The disease in question is called long QT syndrome (LQTS). This is a heart rhythm condition that can cause fast, chaotic heartbeats. Some people with the condition have seizures. In some severe cases, particularly in younger people, LQTS can cause sudden death.

There are a number of medications that can help keep LQTS under control. One of these is mexiletine. It’s effective at stabilizing the heart’s rhythm, but it also comes with some side effects such as stomach pain, chest discomfort, drowsiness, headache, and nausea.

The team wanted to find a way to test different forms of that medication to see if they could find one that worked better and was safer to take. So they used induced pluripotent stem cells (iPSCs) from patients with LQTS to do just that.

iPSCs are cells that are made from human tissue – usually skin – that can then be turned into any other cell in the body. In this case, they took tissue from people with LQTS and then turned them into heart cells called cardiomyocytes, the kind affected by the disease. The beauty of this technique is that even though these cells came from another source, they now look and act like cardiomyocytes affected by LQTS.

Dr. Mark Mercola, Stanford

In a news release Stanford’s Dr. Mark Mercola, the senior author of the study, said using these kinds of cells gave them a powerful tool.

“Drugs for heart disease are typically developed using overly simplified models, like tumor cells engineered in a specific way to mimic a biochemical event. Consequently, drugs like this one, mexiletine, have undesirable properties of concern in treating patients. Here, we used cells from a patient to generate that person’s heart muscle cells in a dish so we could visualize both the good and bad effects of the drug.”

The researchers then used these man-made cardiomyocytes to test various drugs that were very similar in structure to mexiletine.

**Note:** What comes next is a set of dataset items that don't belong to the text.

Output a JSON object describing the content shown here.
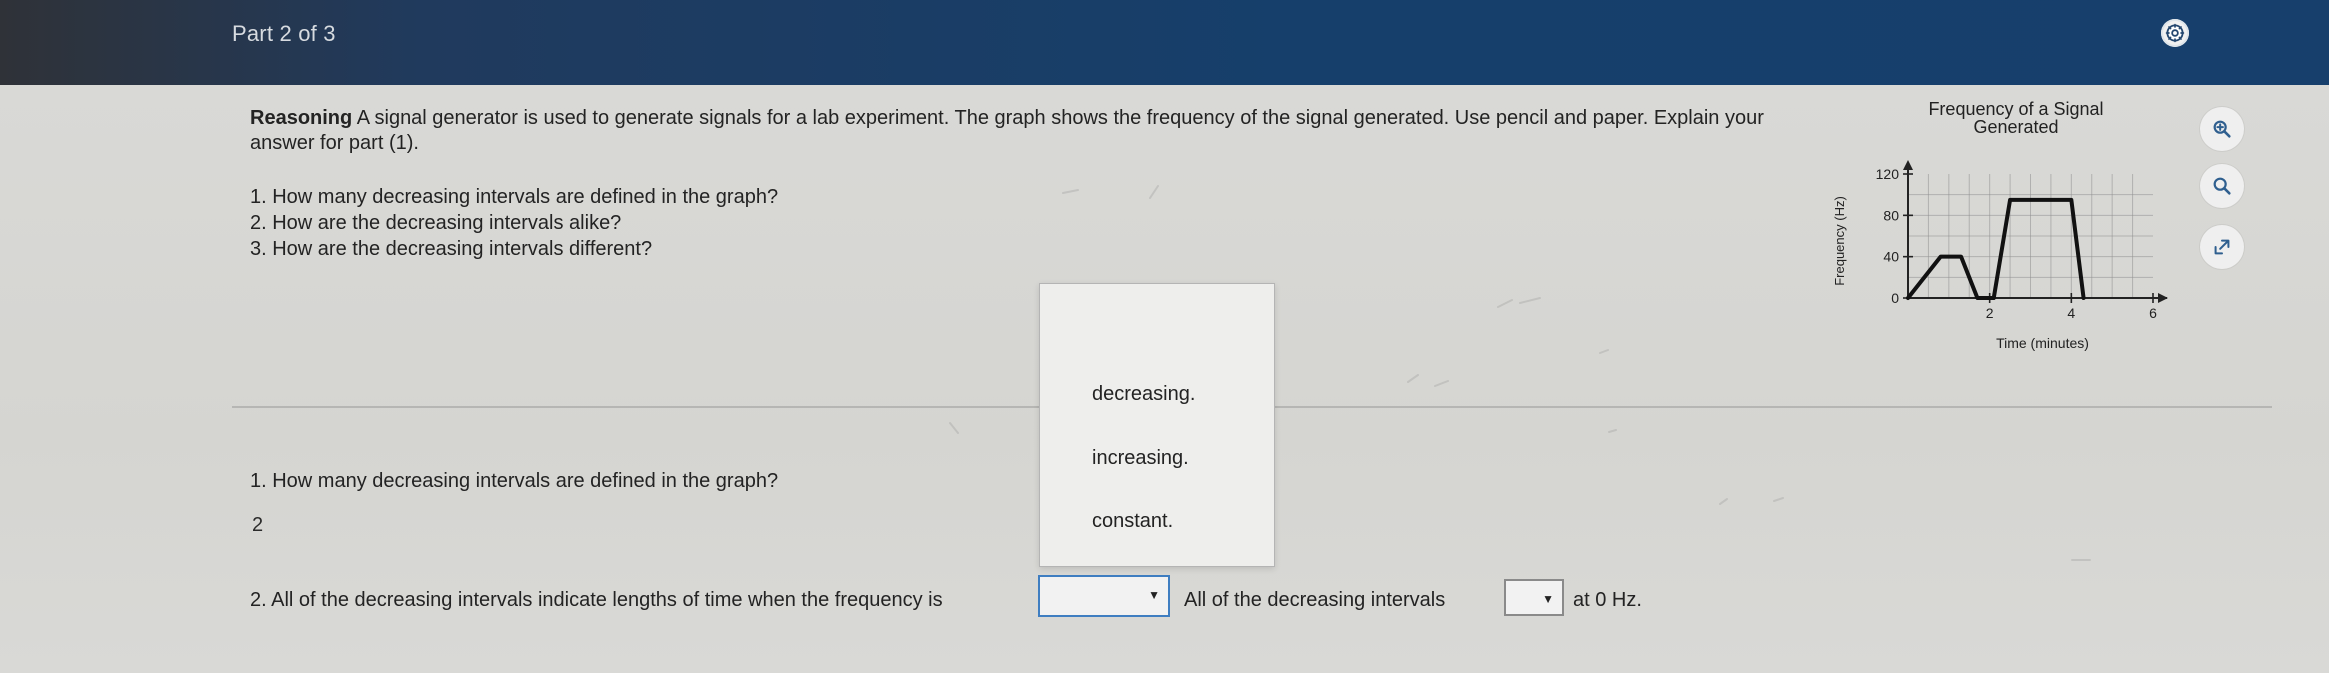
{
  "header": {
    "part_label": "Part 2 of 3",
    "settings_icon": "gear-icon"
  },
  "content": {
    "reasoning_label": "Reasoning",
    "reasoning_text": "A signal generator is used to generate signals for a lab experiment. The graph shows the frequency of the signal generated. Use pencil and paper. Explain your answer for part (1).",
    "questions": [
      "1. How many decreasing intervals are defined in the graph?",
      "2. How are the decreasing intervals alike?",
      "3. How are the decreasing intervals different?"
    ],
    "question_1_repeat": "1. How many decreasing intervals are defined in the graph?",
    "answer_value": "2",
    "sentence_part_1": "2. All of the decreasing intervals indicate lengths of time when the frequency is",
    "sentence_part_2": "All of the decreasing intervals",
    "sentence_part_3": "at 0 Hz."
  },
  "dropdown": {
    "options": [
      "decreasing.",
      "increasing.",
      "constant."
    ]
  },
  "tools": [
    {
      "icon": "zoom-in-icon"
    },
    {
      "icon": "search-icon"
    },
    {
      "icon": "expand-icon"
    }
  ],
  "chart_data": {
    "type": "line",
    "title": "Frequency of a Signal Generated",
    "xlabel": "Time (minutes)",
    "ylabel": "Frequency (Hz)",
    "x": [
      0,
      0.8,
      1.3,
      1.7,
      2.1,
      2.5,
      4.0,
      4.3
    ],
    "y": [
      0,
      40,
      40,
      0,
      0,
      95,
      95,
      0
    ],
    "x_ticks": [
      2,
      4,
      6
    ],
    "y_ticks": [
      0,
      40,
      80,
      120
    ],
    "xlim": [
      0,
      6
    ],
    "ylim": [
      0,
      120
    ],
    "grid": true
  }
}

They were looking for ones that could help stabilize the heart arrhythmia but didn’t produce the unpleasant side effects. And they found some promising candidates.

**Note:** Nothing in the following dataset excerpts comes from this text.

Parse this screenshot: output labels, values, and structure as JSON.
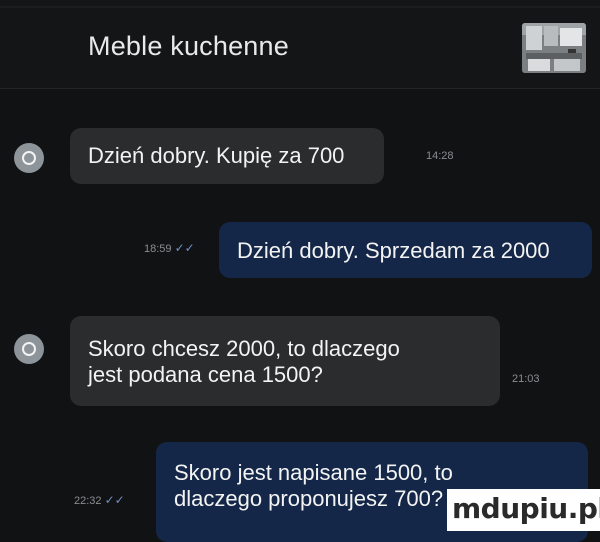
{
  "header": {
    "title": "Meble kuchenne",
    "thumbnail_icon": "kitchen-furniture-photo"
  },
  "messages": [
    {
      "direction": "incoming",
      "lines": [
        "Dzień dobry. Kupię za 700"
      ],
      "time": "14:28"
    },
    {
      "direction": "outgoing",
      "lines": [
        "Dzień dobry. Sprzedam za 2000"
      ],
      "time": "18:59",
      "status": "read"
    },
    {
      "direction": "incoming",
      "lines": [
        "Skoro chcesz 2000, to dlaczego",
        "jest podana cena 1500?"
      ],
      "time": "21:03"
    },
    {
      "direction": "outgoing",
      "lines": [
        "Skoro jest napisane 1500, to",
        "dlaczego proponujesz 700?"
      ],
      "time": "22:32",
      "status": "read"
    }
  ],
  "watermark": "mdupiu.pl",
  "colors": {
    "background": "#111213",
    "incoming_bubble": "#2a2c2e",
    "outgoing_bubble": "#142748",
    "avatar": "#8d949a"
  }
}
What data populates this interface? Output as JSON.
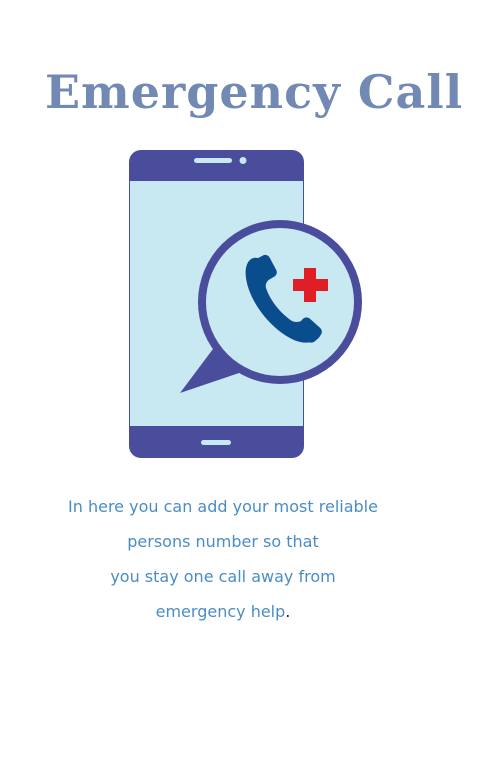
{
  "header": {
    "title": "Emergency Call"
  },
  "illustration": {
    "icons": [
      "smartphone-icon",
      "chat-bubble-icon",
      "phone-handset-icon",
      "medical-cross-icon"
    ],
    "colors": {
      "phone_body": "#4a4c9c",
      "phone_screen": "#c8e8f2",
      "handset": "#0a4d8c",
      "cross": "#e01e26"
    }
  },
  "description": {
    "lines": [
      "In here you can add your most reliable",
      "persons number so that",
      "you stay one call away from",
      "emergency help"
    ],
    "trailing_period": "."
  }
}
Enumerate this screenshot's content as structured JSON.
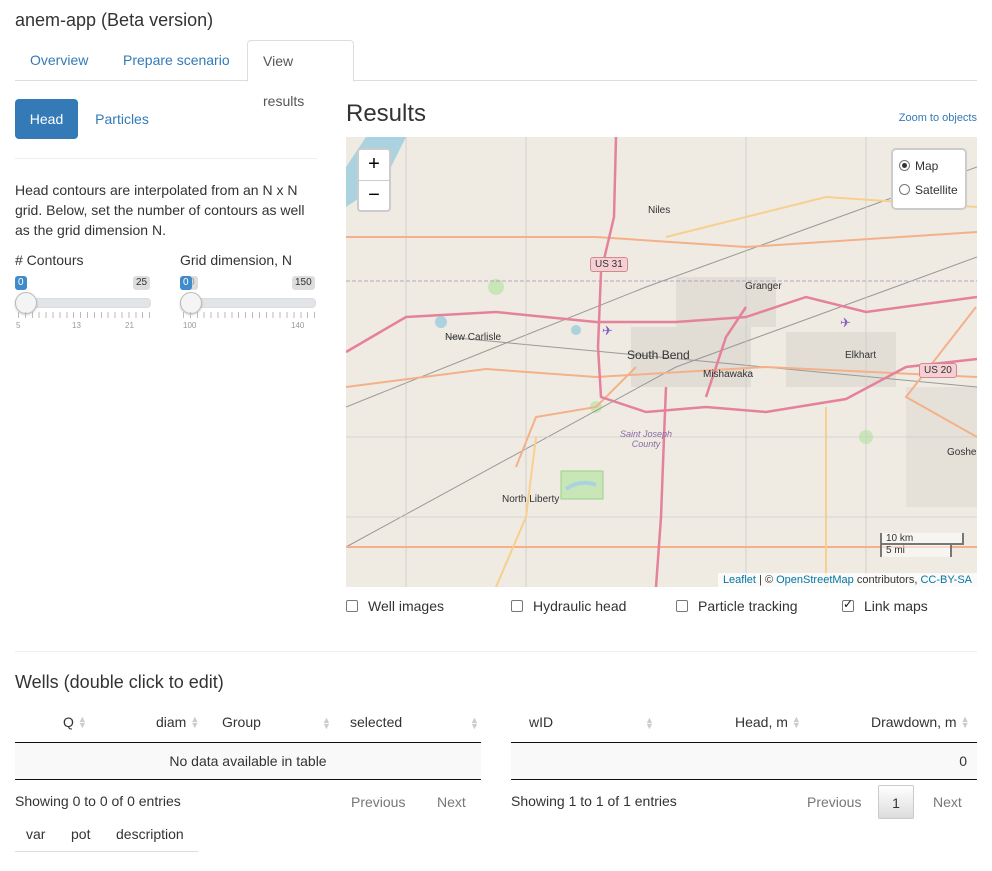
{
  "app": {
    "title": "anem-app (Beta version)"
  },
  "tabs": [
    {
      "label": "Overview"
    },
    {
      "label": "Prepare scenario"
    },
    {
      "label": "View results"
    }
  ],
  "sidebar": {
    "pills": [
      {
        "label": "Head"
      },
      {
        "label": "Particles"
      }
    ],
    "description": "Head contours are interpolated from an N x N grid. Below, set the number of contours as well as the grid dimension N.",
    "contours": {
      "label": "# Contours",
      "value": "0",
      "max": "25",
      "ticks": [
        "5",
        "13",
        "21"
      ]
    },
    "grid": {
      "label": "Grid dimension, N",
      "value": "0",
      "min_hidden": "0",
      "max": "150",
      "ticks": [
        "100",
        "140"
      ]
    }
  },
  "results": {
    "title": "Results",
    "zoom_link": "Zoom to objects",
    "map": {
      "zoom_in": "+",
      "zoom_out": "−",
      "layers": [
        {
          "label": "Map",
          "selected": true
        },
        {
          "label": "Satellite",
          "selected": false
        }
      ],
      "labels": {
        "niles": "Niles",
        "granger": "Granger",
        "new_carlisle": "New Carlisle",
        "south_bend": "South Bend",
        "mishawaka": "Mishawaka",
        "elkhart": "Elkhart",
        "county": "Saint Joseph County",
        "north_liberty": "North Liberty",
        "goshen": "Goshe"
      },
      "shields": {
        "us31": "US 31",
        "us20": "US 20"
      },
      "scale": {
        "km": "10 km",
        "mi": "5 mi"
      },
      "attribution": {
        "leaflet": "Leaflet",
        "sep": "| ©",
        "osm": "OpenStreetMap",
        "contrib": "contributors,",
        "license": "CC-BY-SA"
      }
    },
    "checkboxes": [
      {
        "label": "Well images",
        "checked": false
      },
      {
        "label": "Hydraulic head",
        "checked": false
      },
      {
        "label": "Particle tracking",
        "checked": false
      },
      {
        "label": "Link maps",
        "checked": true
      }
    ]
  },
  "wells": {
    "title": "Wells (double click to edit)",
    "left_table": {
      "columns": [
        "Q",
        "diam",
        "Group",
        "selected"
      ],
      "empty": "No data available in table",
      "info": "Showing 0 to 0 of 0 entries",
      "prev": "Previous",
      "next": "Next"
    },
    "right_table": {
      "columns": [
        "wID",
        "Head, m",
        "Drawdown, m"
      ],
      "rows": [
        {
          "drawdown": "0"
        }
      ],
      "info": "Showing 1 to 1 of 1 entries",
      "prev": "Previous",
      "page": "1",
      "next": "Next"
    },
    "params_columns": [
      "var",
      "pot",
      "description"
    ]
  }
}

Study first author, Dr. Wesley McKeithan, says the bigger impact of the study is that they were able to show how this kind of cell from patients with a particular disease can be used to “guide drug development and identify better drug improvement and optimization in a large-scale manner.”

 “Our approach shows the feasibility of introducing human disease models early in the drug development pipeline and opens the door for precision drug design to improve therapies for patients.”

The study is published in the journal Cell Stem Cell.